2. Organizational Model
Large, global companies can be as nimble and flexible as small organizations if leaders also pay attention to the design of the organization, in particularly the power dynamics across operating units within the portfolio of businesses, between product units and regional commercial units, and between headquarter functional groups and the product and regional units. When these connections are well thought-out and activated, the organization becomes an enabler of moving fast in the market while leveraging corporate assets, or running a global brand while delivering it with local relevance, or building common platforms while tailoring the customer experience.
3. Team Capability
When you have multiple products delivered to multiple client segments around the world, you need to find a way to leverage your resources and move fast. Ideally, you create a culture where people can move between multiple teams seamlessly, without heavy controls. For example, one of our clients ran global procurement for a diversified industrial company. She built a strong network across the procurement officers embedded in the product lines and geographies.

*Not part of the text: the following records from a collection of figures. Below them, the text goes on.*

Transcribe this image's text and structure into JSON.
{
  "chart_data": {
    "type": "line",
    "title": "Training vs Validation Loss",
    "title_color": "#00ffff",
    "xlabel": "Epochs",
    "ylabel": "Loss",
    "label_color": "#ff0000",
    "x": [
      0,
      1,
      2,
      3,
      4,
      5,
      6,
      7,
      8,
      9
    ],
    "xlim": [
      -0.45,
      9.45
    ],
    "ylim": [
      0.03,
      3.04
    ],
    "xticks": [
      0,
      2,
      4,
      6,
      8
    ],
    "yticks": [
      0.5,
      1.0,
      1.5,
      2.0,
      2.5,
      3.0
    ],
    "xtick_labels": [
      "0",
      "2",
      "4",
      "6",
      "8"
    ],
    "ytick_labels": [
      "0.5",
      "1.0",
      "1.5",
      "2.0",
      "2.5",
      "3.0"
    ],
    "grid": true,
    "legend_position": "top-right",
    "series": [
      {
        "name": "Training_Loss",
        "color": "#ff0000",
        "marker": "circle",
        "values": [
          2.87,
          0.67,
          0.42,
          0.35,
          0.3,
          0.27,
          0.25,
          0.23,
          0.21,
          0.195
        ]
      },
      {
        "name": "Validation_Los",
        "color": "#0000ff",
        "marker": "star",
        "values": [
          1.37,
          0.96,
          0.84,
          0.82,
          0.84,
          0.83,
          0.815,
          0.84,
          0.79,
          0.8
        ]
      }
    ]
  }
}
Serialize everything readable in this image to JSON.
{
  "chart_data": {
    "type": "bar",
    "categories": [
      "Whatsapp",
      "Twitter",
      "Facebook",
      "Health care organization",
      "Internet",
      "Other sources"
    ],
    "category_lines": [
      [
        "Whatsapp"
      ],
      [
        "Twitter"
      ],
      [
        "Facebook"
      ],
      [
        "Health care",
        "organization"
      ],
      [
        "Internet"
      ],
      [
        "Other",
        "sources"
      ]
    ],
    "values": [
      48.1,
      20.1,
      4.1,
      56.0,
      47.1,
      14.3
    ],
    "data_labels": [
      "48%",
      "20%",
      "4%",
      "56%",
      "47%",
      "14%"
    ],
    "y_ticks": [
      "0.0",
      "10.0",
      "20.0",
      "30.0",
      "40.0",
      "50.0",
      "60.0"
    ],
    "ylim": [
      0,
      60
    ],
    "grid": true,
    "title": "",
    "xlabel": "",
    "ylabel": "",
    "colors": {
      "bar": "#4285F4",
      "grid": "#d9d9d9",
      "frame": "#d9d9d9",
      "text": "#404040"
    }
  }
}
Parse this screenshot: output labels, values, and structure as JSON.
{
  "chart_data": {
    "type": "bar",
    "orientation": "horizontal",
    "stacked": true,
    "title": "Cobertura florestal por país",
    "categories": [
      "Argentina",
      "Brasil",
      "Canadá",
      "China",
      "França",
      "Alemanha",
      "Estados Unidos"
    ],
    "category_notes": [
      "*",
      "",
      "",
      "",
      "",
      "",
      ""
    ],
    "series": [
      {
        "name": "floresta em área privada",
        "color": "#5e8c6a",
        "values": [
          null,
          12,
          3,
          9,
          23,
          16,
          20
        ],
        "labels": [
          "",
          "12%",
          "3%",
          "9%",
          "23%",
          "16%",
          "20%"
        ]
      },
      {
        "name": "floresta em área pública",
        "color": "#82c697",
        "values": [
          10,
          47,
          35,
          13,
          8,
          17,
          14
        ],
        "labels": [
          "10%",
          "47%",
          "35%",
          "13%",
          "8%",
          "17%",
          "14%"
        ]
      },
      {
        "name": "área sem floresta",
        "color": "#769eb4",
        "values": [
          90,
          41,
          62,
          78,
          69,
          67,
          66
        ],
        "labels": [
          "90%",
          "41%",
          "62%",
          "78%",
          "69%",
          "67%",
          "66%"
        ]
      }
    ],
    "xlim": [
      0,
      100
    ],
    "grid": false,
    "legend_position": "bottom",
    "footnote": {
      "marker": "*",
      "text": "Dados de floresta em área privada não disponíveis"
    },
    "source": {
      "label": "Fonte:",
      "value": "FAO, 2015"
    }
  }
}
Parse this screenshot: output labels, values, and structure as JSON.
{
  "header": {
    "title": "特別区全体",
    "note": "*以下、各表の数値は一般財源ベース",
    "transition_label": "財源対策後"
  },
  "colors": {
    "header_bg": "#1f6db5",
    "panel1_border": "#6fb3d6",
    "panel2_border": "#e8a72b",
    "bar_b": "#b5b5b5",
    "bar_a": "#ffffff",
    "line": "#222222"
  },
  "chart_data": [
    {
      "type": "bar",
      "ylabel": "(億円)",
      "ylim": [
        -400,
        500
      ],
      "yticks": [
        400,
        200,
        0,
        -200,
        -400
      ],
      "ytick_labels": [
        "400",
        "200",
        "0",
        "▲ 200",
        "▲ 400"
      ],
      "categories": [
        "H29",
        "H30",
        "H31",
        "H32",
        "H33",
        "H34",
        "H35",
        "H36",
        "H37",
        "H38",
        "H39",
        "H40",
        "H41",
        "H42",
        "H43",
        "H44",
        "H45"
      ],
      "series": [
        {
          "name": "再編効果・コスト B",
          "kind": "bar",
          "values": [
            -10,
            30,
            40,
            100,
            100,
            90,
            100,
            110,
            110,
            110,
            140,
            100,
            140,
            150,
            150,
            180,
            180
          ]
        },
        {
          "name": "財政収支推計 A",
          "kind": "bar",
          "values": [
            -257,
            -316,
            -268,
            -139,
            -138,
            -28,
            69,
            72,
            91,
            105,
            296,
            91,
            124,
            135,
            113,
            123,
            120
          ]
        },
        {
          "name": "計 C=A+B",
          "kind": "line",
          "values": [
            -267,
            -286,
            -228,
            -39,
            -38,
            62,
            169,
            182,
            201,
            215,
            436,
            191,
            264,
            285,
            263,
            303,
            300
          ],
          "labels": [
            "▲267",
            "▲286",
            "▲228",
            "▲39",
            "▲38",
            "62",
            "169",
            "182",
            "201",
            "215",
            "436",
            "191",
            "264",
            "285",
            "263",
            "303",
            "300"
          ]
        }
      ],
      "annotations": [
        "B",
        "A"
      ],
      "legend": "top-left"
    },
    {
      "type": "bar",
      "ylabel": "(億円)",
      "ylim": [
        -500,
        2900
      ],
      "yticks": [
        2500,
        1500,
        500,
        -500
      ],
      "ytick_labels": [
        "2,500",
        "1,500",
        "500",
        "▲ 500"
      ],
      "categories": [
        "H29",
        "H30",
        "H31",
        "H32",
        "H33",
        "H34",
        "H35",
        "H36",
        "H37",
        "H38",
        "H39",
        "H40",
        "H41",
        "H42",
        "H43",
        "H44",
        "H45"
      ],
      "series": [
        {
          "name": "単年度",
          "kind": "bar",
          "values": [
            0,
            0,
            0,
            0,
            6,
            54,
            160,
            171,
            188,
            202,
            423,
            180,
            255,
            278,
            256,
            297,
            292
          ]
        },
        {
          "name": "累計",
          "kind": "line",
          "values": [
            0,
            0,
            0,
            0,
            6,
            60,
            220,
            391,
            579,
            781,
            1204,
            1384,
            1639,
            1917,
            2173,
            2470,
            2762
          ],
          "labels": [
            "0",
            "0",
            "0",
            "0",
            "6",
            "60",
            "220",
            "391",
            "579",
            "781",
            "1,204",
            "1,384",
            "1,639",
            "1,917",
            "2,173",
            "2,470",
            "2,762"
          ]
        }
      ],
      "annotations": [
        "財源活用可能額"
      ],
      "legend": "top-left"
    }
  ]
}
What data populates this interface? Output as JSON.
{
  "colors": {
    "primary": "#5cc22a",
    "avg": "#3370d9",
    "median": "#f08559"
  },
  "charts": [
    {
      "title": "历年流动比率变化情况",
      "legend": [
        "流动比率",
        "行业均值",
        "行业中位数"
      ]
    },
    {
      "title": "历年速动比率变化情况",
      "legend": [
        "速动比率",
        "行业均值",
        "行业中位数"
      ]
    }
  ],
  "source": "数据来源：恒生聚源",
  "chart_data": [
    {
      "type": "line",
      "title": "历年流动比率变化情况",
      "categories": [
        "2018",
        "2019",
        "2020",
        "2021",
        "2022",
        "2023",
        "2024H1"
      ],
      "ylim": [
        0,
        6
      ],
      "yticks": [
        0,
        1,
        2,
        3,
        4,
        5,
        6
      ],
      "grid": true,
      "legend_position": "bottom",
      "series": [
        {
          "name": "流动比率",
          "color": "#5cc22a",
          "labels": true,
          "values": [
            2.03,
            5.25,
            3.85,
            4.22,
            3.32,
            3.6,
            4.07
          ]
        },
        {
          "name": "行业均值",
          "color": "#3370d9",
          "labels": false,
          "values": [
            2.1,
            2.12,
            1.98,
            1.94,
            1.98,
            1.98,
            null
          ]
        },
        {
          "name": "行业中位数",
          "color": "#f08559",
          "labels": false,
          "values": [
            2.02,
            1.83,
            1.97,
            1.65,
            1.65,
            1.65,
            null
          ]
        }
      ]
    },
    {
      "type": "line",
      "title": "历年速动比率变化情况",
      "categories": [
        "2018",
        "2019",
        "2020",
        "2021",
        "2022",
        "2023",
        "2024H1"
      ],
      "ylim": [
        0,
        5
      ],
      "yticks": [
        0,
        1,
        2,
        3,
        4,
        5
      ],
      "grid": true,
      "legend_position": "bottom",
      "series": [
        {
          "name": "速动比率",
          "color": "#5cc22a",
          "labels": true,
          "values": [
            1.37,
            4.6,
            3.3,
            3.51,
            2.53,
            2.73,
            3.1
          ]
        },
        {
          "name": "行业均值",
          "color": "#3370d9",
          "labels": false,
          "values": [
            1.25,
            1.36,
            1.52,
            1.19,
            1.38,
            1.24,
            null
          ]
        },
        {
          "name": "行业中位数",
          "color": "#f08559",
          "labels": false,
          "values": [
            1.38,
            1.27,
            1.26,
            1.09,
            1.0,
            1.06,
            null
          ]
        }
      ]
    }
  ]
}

She saw her role as aligning agendas and bringing value from the center to the field, rather than dictating from corporate. None of the staff in the field reported to her, yet they all felt strongly part of the global procurement team. In other situations stronger wiring may be required. This may take the form of classic cross-functional teams, agile methodology, integrator roles, or true matrix dual-reporting. Adaptive organizations use the right tools for the context and invest in the high-trust relationships, aligned incentives, and decision-rights clarity that allow for the effective use of cross-boundary teams. To be adaptive requires more, not less, leadership discipline in setting strategy, matching pace to work, designing the organization, assembling teams, and supporting change.